Impulsvortrag: Michael Müller, OECD
Im Anschluss Diskussion mit:
Carina Becher, BDA
Kirsten Kappert-Gonther, MdB, Bündnis 90/Die Grünen (angefragt)
Gabriele Liebermann, Deutsche Depressionsliga e.V.
Christopher Prinz, OECD
Silvia Schneider, Deutsches Zentrum für Psychische Gesundheit und Ruhr-Universität Bochum
Moderation: Nicola Brandt, OECD
Rund ein Fünftel der Bevölkerung in OECD- und EU-Ländern leidet an psychischen Erkrankungen, wie Angststörungen, Depressionen oder Suchterkrankungen. Damit gehören psychische Störungen zu den bedeutensten Problemen für die öffentliche Gesundheit und bringen zudem erhebliche sozi-ökonomische Kosten mit sich. Gleichzeitig ist der Zugang zu adäquater Versorgung bei weitem nicht ausreichend, das gilt besonders für bestimmte Bevölkerungsgruppen wie Jugendliche und Kinder. Fast zwei Drittel der von der von psychischen Problemen betroffenen Personen haben OECD-Schätzungen zufolge keinen Zugang zu adäquater Versorgung. Vorsorge kann sehr wirksam sein, doch die untersuchten Länder schöpfen das Potential jedoch bei weitem nicht aus.
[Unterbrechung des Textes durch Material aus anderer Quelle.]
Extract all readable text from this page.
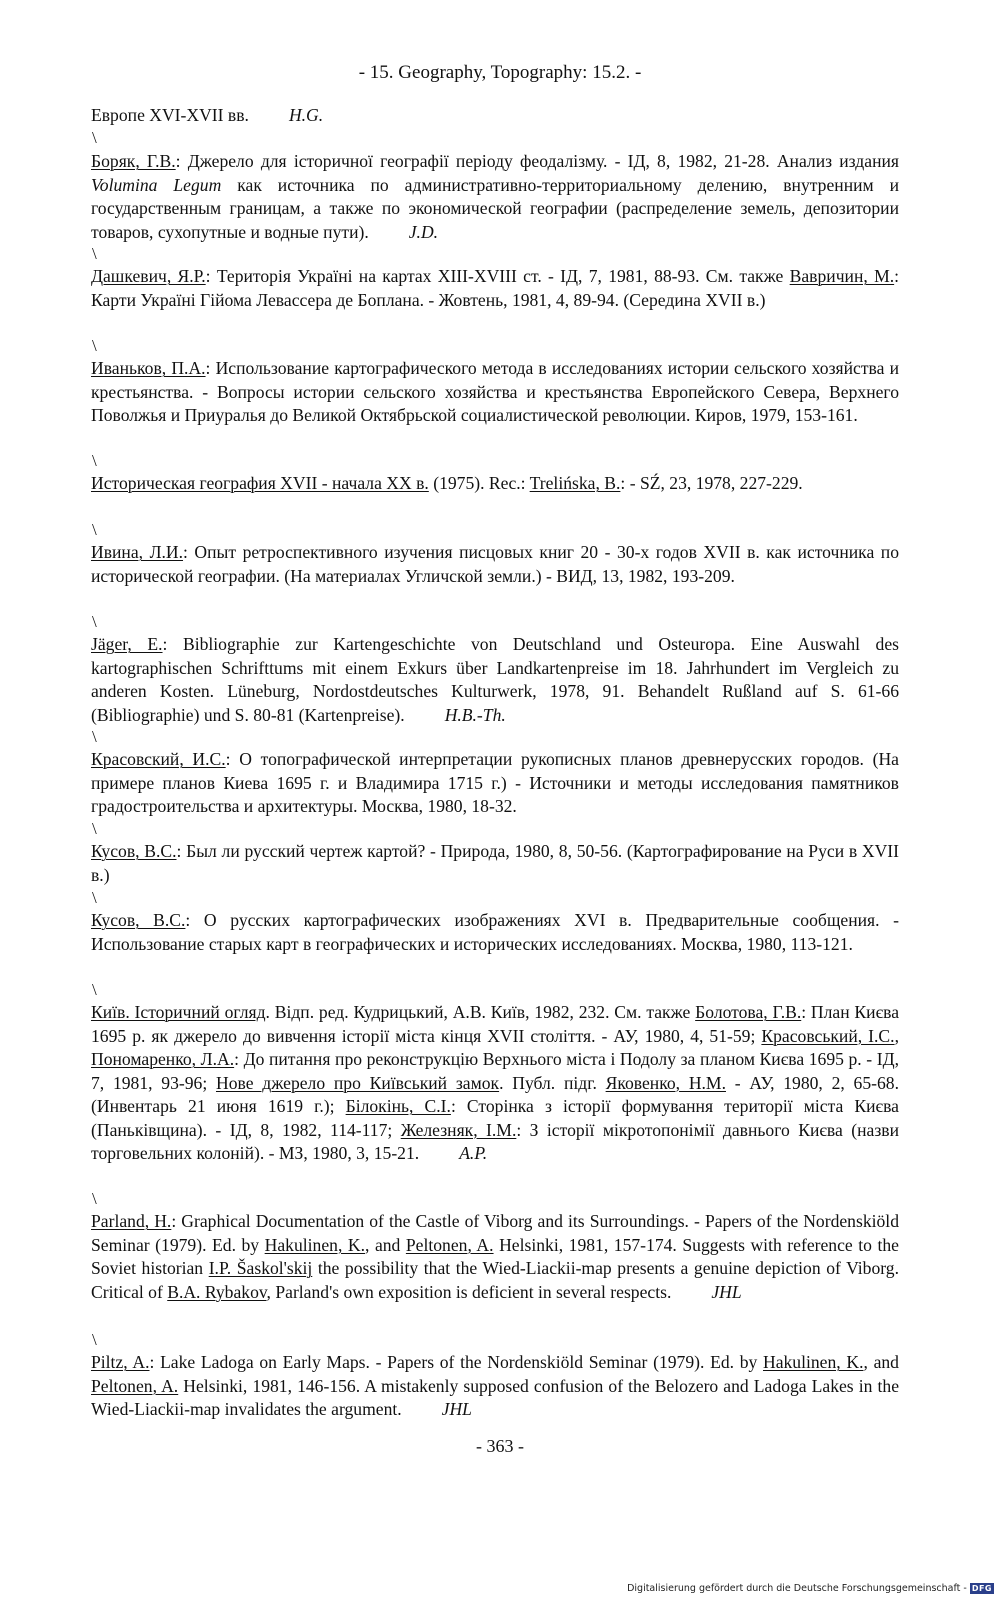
- 15. Geography, Topography: 15.2. -
Европе XVI-XVII вв. H.G.
Боряк, Г.В.: Джерело для історичної географії періоду феодалізму. - ІД, 8, 1982, 21-28. Анализ издания Volumina Legum как источника по административно-территориальному делению, внутренним и государственным границам, а также по экономической географии (распределение земель, депозитории товаров, сухопутные и водные пути). J.D.
Дашкевич, Я.Р.: Територія Україні на картах XIII-XVIII ст. - ІД, 7, 1981, 88-93. См. также Вавричин, М.: Карти Україні Гійома Левассера де Боплана. - Жовтень, 1981, 4, 89-94. (Середина XVII в.)
Иваньков, П.А.: Использование картографического метода в исследованиях истории сельского хозяйства и крестьянства. - Вопросы истории сельского хозяйства и крестьянства Европейского Севера, Верхнего Поволжья и Приуралья до Великой Октябрьской социалистической революции. Киров, 1979, 153-161.
Историческая география XVII - начала XX в. (1975). Rec.: Trelińska, B.: - SŹ, 23, 1978, 227-229.
Ивина, Л.И.: Опыт ретроспективного изучения писцовых книг 20 - 30-х годов XVII в. как источника по исторической географии. (На материалах Угличской земли.) - ВИД, 13, 1982, 193-209.
Jäger, E.: Bibliographie zur Kartengeschichte von Deutschland und Osteuropa. Eine Auswahl des kartographischen Schrifttums mit einem Exkurs über Landkartenpreise im 18. Jahrhundert im Vergleich zu anderen Kosten. Lüneburg, Nordostdeutsches Kulturwerk, 1978, 91. Behandelt Rußland auf S. 61-66 (Bibliographie) und S. 80-81 (Kartenpreise). H.B.-Th.
Красовский, И.С.: О топографической интерпретации рукописных планов древнерусских городов. (На примере планов Киева 1695 г. и Владимира 1715 г.) - Источники и методы исследования памятников градостроительства и архитектуры. Москва, 1980, 18-32.
Кусов, В.С.: Был ли русский чертеж картой? - Природа, 1980, 8, 50-56. (Картографирование на Руси в XVII в.)
Кусов, В.С.: О русских картографических изображениях XVI в. Предварительные сообщения. - Использование старых карт в географических и исторических исследованиях. Москва, 1980, 113-121.
Київ. Історичний огляд. Відп. ред. Кудрицький, А.В. Київ, 1982, 232. См. также Болотова, Г.В.: План Києва 1695 р. як джерело до вивчення історії міста кінця XVII століття. - АУ, 1980, 4, 51-59; Красовський, І.С., Пономаренко, Л.А.: До питання про реконструкцію Верхнього міста і Подолу за планом Києва 1695 р. - ІД, 7, 1981, 93-96; Нове джерело про Київський замок. Публ. підг. Яковенко, Н.М. - АУ, 1980, 2, 65-68. (Инвентарь 21 июня 1619 г.); Білокінь, С.І.: Сторінка з історії формування території міста Києва (Паньківщина). - ІД, 8, 1982, 114-117; Железняк, І.М.: З історії мікротопонімії давнього Києва (назви торговельних колоній). - МЗ, 1980, 3, 15-21. A.P.
Parland, H.: Graphical Documentation of the Castle of Viborg and its Surroundings. - Papers of the Nordenskiöld Seminar (1979). Ed. by Hakulinen, K., and Peltonen, A. Helsinki, 1981, 157-174. Suggests with reference to the Soviet historian I.P. Šaskol'skij the possibility that the Wied-Liackii-map presents a genuine depiction of Viborg. Critical of B.A. Rybakov, Parland's own exposition is deficient in several respects. JHL
Piltz, A.: Lake Ladoga on Early Maps. - Papers of the Nordenskiöld Seminar (1979). Ed. by Hakulinen, K., and Peltonen, A. Helsinki, 1981, 146-156. A mistakenly supposed confusion of the Belozero and Ladoga Lakes in the Wied-Liackii-map invalidates the argument. JHL
\
\
\
\
\
\
\
\
\
\
\
\
- 363 -
Digitalisierung gefördert durch die Deutsche Forschungsgemeinschaft - DFG
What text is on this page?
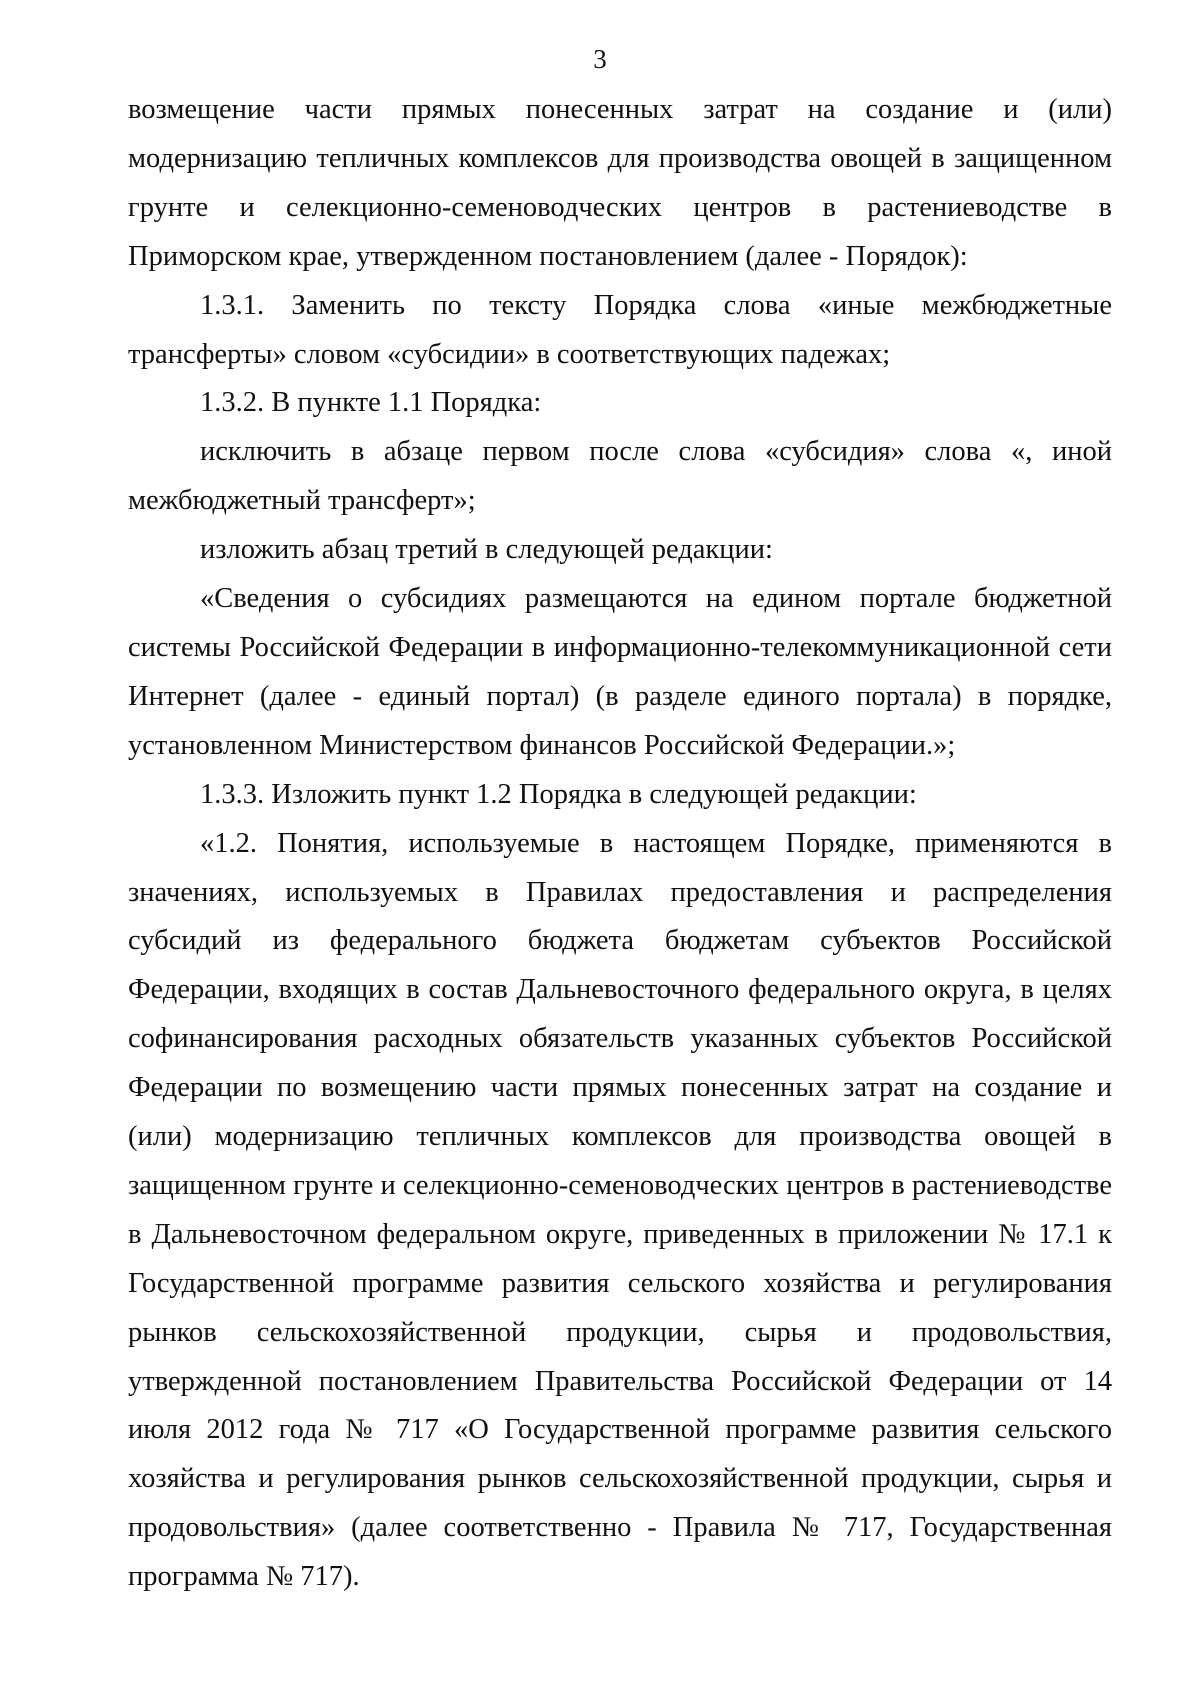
3

возмещение части прямых понесенных затрат на создание и (или) модернизацию тепличных комплексов для производства овощей в защищенном грунте и селекционно-семеноводческих центров в растениеводстве в Приморском крае, утвержденном постановлением (далее - Порядок):

1.3.1. Заменить по тексту Порядка слова «иные межбюджетные трансферты» словом «субсидии» в соответствующих падежах;

1.3.2. В пункте 1.1 Порядка:

исключить в абзаце первом после слова «субсидия» слова «, иной межбюджетный трансферт»;

изложить абзац третий в следующей редакции:

«Сведения о субсидиях размещаются на едином портале бюджетной системы Российской Федерации в информационно-телекоммуникационной сети Интернет (далее - единый портал) (в разделе единого портала) в порядке, установленном Министерством финансов Российской Федерации.»;

1.3.3. Изложить пункт 1.2 Порядка в следующей редакции:

«1.2. Понятия, используемые в настоящем Порядке, применяются в значениях, используемых в Правилах предоставления и распределения субсидий из федерального бюджета бюджетам субъектов Российской Федерации, входящих в состав Дальневосточного федерального округа, в целях софинансирования расходных обязательств указанных субъектов Российской Федерации по возмещению части прямых понесенных затрат на создание и (или) модернизацию тепличных комплексов для производства овощей в защищенном грунте и селекционно-семеноводческих центров в растениеводстве в Дальневосточном федеральном округе, приведенных в приложении № 17.1 к Государственной программе развития сельского хозяйства и регулирования рынков сельскохозяйственной продукции, сырья и продовольствия, утвержденной постановлением Правительства Российской Федерации от 14 июля 2012 года № 717 «О Государственной программе развития сельского хозяйства и регулирования рынков сельскохозяйственной продукции, сырья и продовольствия» (далее соответственно - Правила № 717, Государственная программа № 717).
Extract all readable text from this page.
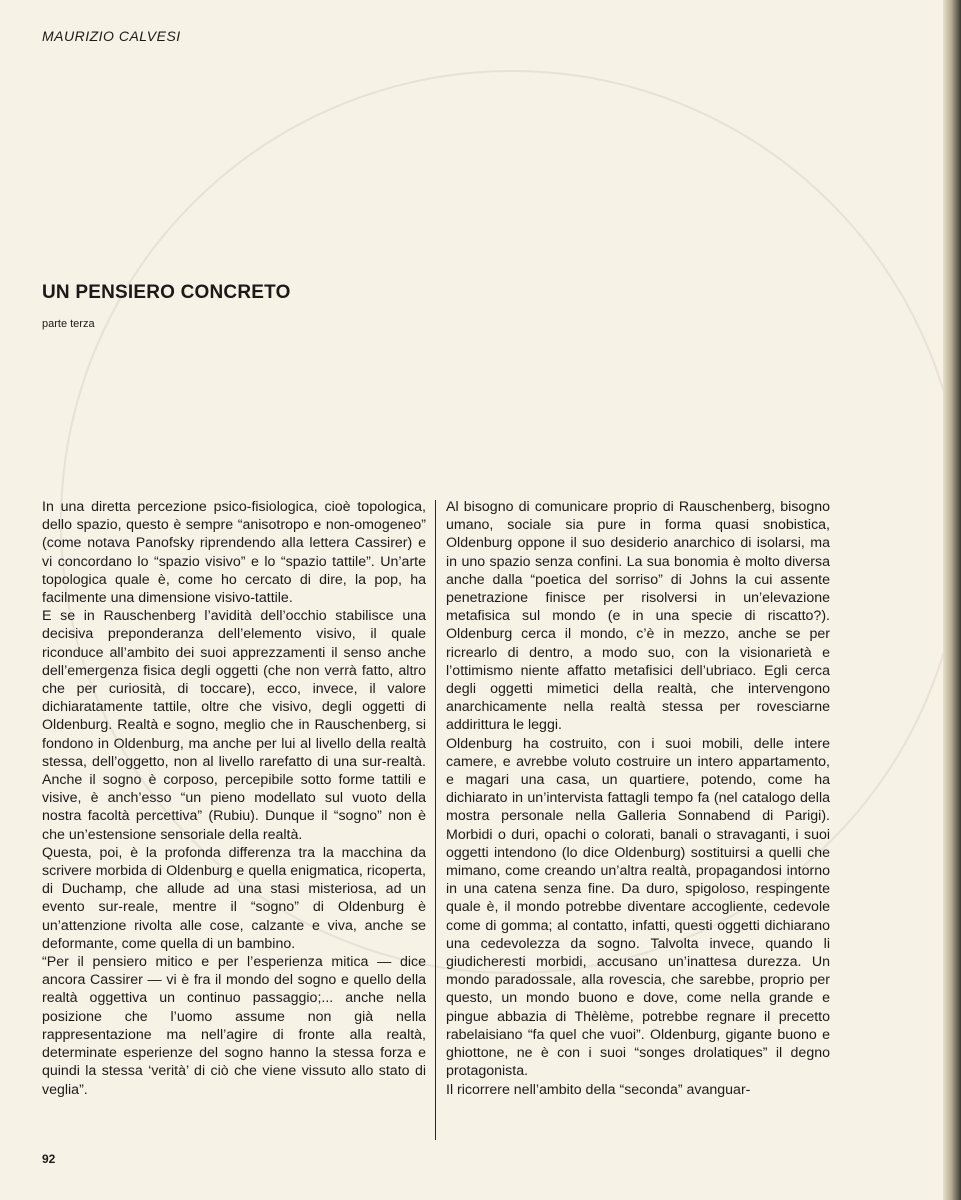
MAURIZIO CALVESI
UN PENSIERO CONCRETO

parte terza

In una diretta percezione psico-fisiologica, cioè topologica, dello spazio, questo è sempre “anisotropo e non-omogeneo” (come notava Panofsky riprendendo alla lettera Cassirer) e vi concordano lo “spazio visivo” e lo “spazio tattile”. Un’arte topologica quale è, come ho cercato di dire, la pop, ha facilmente una dimensione visivo-tattile.

E se in Rauschenberg l’avidità dell’occhio stabilisce una decisiva preponderanza dell’elemento visivo, il quale riconduce all’ambito dei suoi apprezzamenti il senso anche dell’emergenza fisica degli oggetti (che non verrà fatto, altro che per curiosità, di toccare), ecco, invece, il valore dichiaratamente tattile, oltre che visivo, degli oggetti di Oldenburg. Realtà e sogno, meglio che in Rauschenberg, si fondono in Oldenburg, ma anche per lui al livello della realtà stessa, dell’oggetto, non al livello rarefatto di una sur-realtà. Anche il sogno è corposo, percepibile sotto forme tattili e visive, è anch’esso “un pieno modellato sul vuoto della nostra facoltà percettiva” (Rubiu). Dunque il “sogno” non è che un’estensione sensoriale della realtà.

Questa, poi, è la profonda differenza tra la macchina da scrivere morbida di Oldenburg e quella enigmatica, ricoperta, di Duchamp, che allude ad una stasi misteriosa, ad un evento sur-reale, mentre il “sogno” di Oldenburg è un’attenzione rivolta alle cose, calzante e viva, anche se deformante, come quella di un bambino.

“Per il pensiero mitico e per l’esperienza mitica — dice ancora Cassirer — vi è fra il mondo del sogno e quello della realtà oggettiva un continuo passaggio;... anche nella posizione che l’uomo assume non già nella rappresentazione ma nell’agire di fronte alla realtà, determinate esperienze del sogno hanno la stessa forza e quindi la stessa ‘verità’ di ciò che viene vissuto allo stato di veglia”.

Al bisogno di comunicare proprio di Rauschenberg, bisogno umano, sociale sia pure in forma quasi snobistica, Oldenburg oppone il suo desiderio anarchico di isolarsi, ma in uno spazio senza confini. La sua bonomia è molto diversa anche dalla “poetica del sorriso” di Johns la cui assente penetrazione finisce per risolversi in un’elevazione metafisica sul mondo (e in una specie di riscatto?). Oldenburg cerca il mondo, c’è in mezzo, anche se per ricrearlo di dentro, a modo suo, con la visionarietà e l’ottimismo niente affatto metafisici dell’ubriaco. Egli cerca degli oggetti mimetici della realtà, che intervengono anarchicamente nella realtà stessa per rovesciarne addirittura le leggi.

Oldenburg ha costruito, con i suoi mobili, delle intere camere, e avrebbe voluto costruire un intero appartamento, e magari una casa, un quartiere, potendo, come ha dichiarato in un’intervista fattagli tempo fa (nel catalogo della mostra personale nella Galleria Sonnabend di Parigi). Morbidi o duri, opachi o colorati, banali o stravaganti, i suoi oggetti intendono (lo dice Oldenburg) sostituirsi a quelli che mimano, come creando un’altra realtà, propagandosi intorno in una catena senza fine. Da duro, spigoloso, respingente quale è, il mondo potrebbe diventare accogliente, cedevole come di gomma; al contatto, infatti, questi oggetti dichiarano una cedevolezza da sogno. Talvolta invece, quando li giudicheresti morbidi, accusano un’inattesa durezza. Un mondo paradossale, alla rovescia, che sarebbe, proprio per questo, un mondo buono e dove, come nella grande e pingue abbazia di Thèlème, potrebbe regnare il precetto rabelaisiano “fa quel che vuoi”. Oldenburg, gigante buono e ghiottone, ne è con i suoi “songes drolatiques” il degno protagonista.

Il ricorrere nell’ambito della “seconda” avanguar-

92
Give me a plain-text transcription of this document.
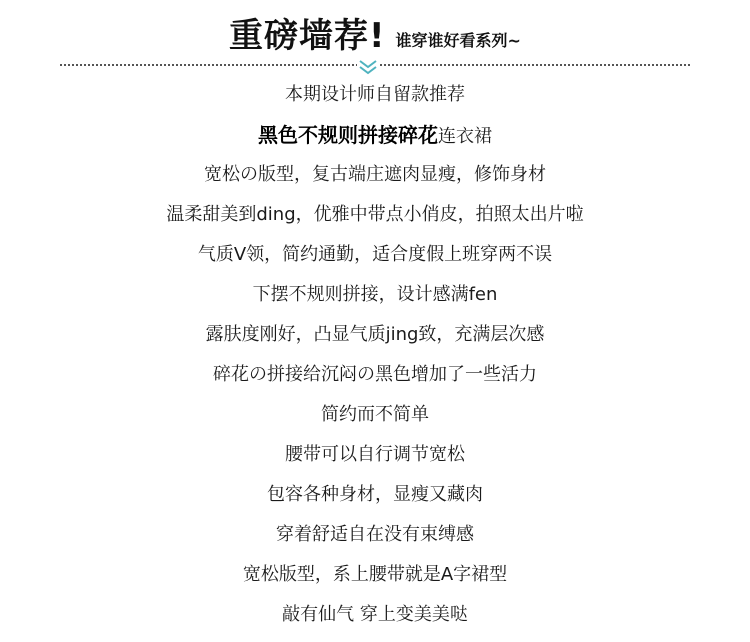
重磅墙荐! 谁穿谁好看系列~
本期设计师自留款推荐
黑色不规则拼接碎花连衣裙
宽松の版型，复古端庄遮肉显瘦，修饰身材
温柔甜美到ding，优雅中带点小俏皮，拍照太出片啦
气质V领，简约通勤，适合度假上班穿两不误
下摆不规则拼接，设计感满fen
露肤度刚好，凸显气质jing致，充满层次感
碎花の拼接给沉闷の黑色增加了一些活力
简约而不简单
腰带可以自行调节宽松
包容各种身材，显瘦又藏肉
穿着舒适自在没有束缚感
宽松版型，系上腰带就是A字裙型
敲有仙气 穿上变美美哒
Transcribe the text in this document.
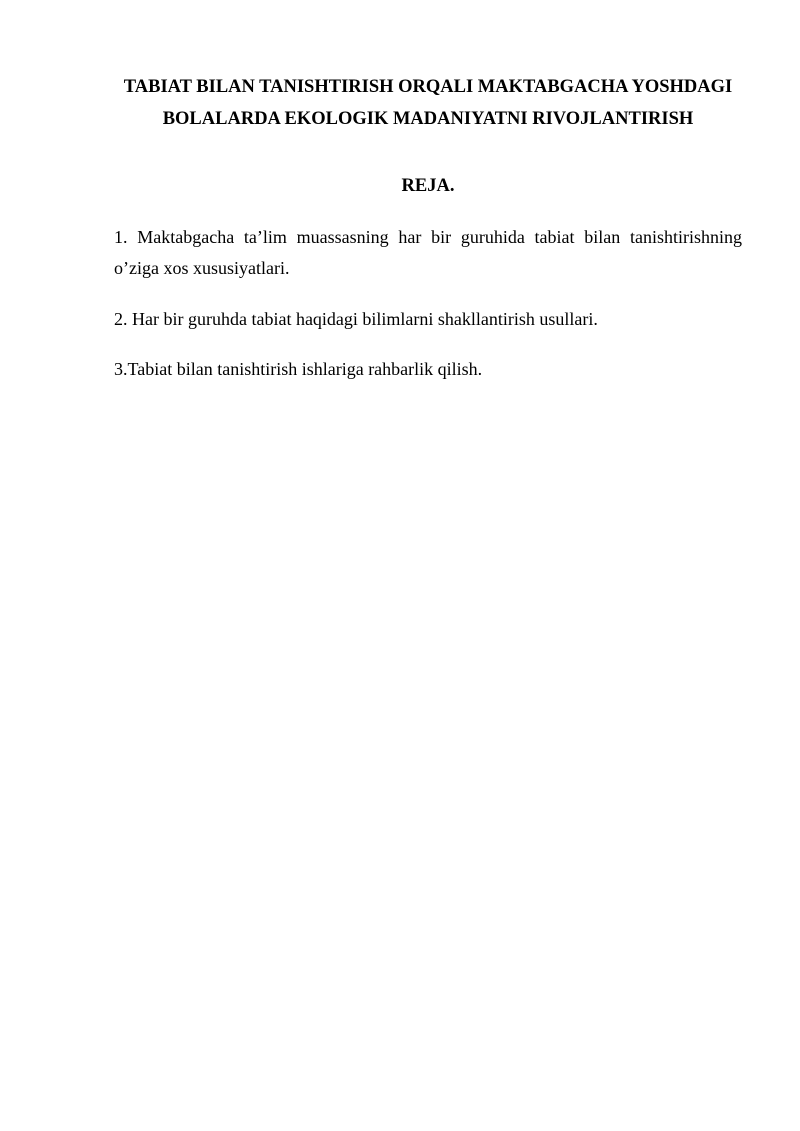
TABIAT BILAN TANISHTIRISH ORQALI MAKTABGACHA YOSHDAGI
BOLALARDA EKOLOGIK MADANIYATNI RIVOJLANTIRISH
REJA.

1. Maktabgacha ta’lim muassasning har bir guruhida tabiat bilan tanishtirishning
o’ziga xos xususiyatlari.

2. Har bir guruhda tabiat haqidagi bilimlarni shakllantirish usullari.

3.Tabiat bilan tanishtirish ishlariga rahbarlik qilish.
Nach der Präsentation einer OECD-Studie zu psychischen Erkrankungen, ihren wirtschaftlichen Kosten sowie effektiven Behandlungsmöglichkeiten und Vorsorge, beleuchten unsere Expertinnen und Experten die Situation in Deutschland und diskutieren Erfolgsmodelle für Behandlung und Vorsorge am Arbeitsplatz, in Schulen und in der Jugendarbeit.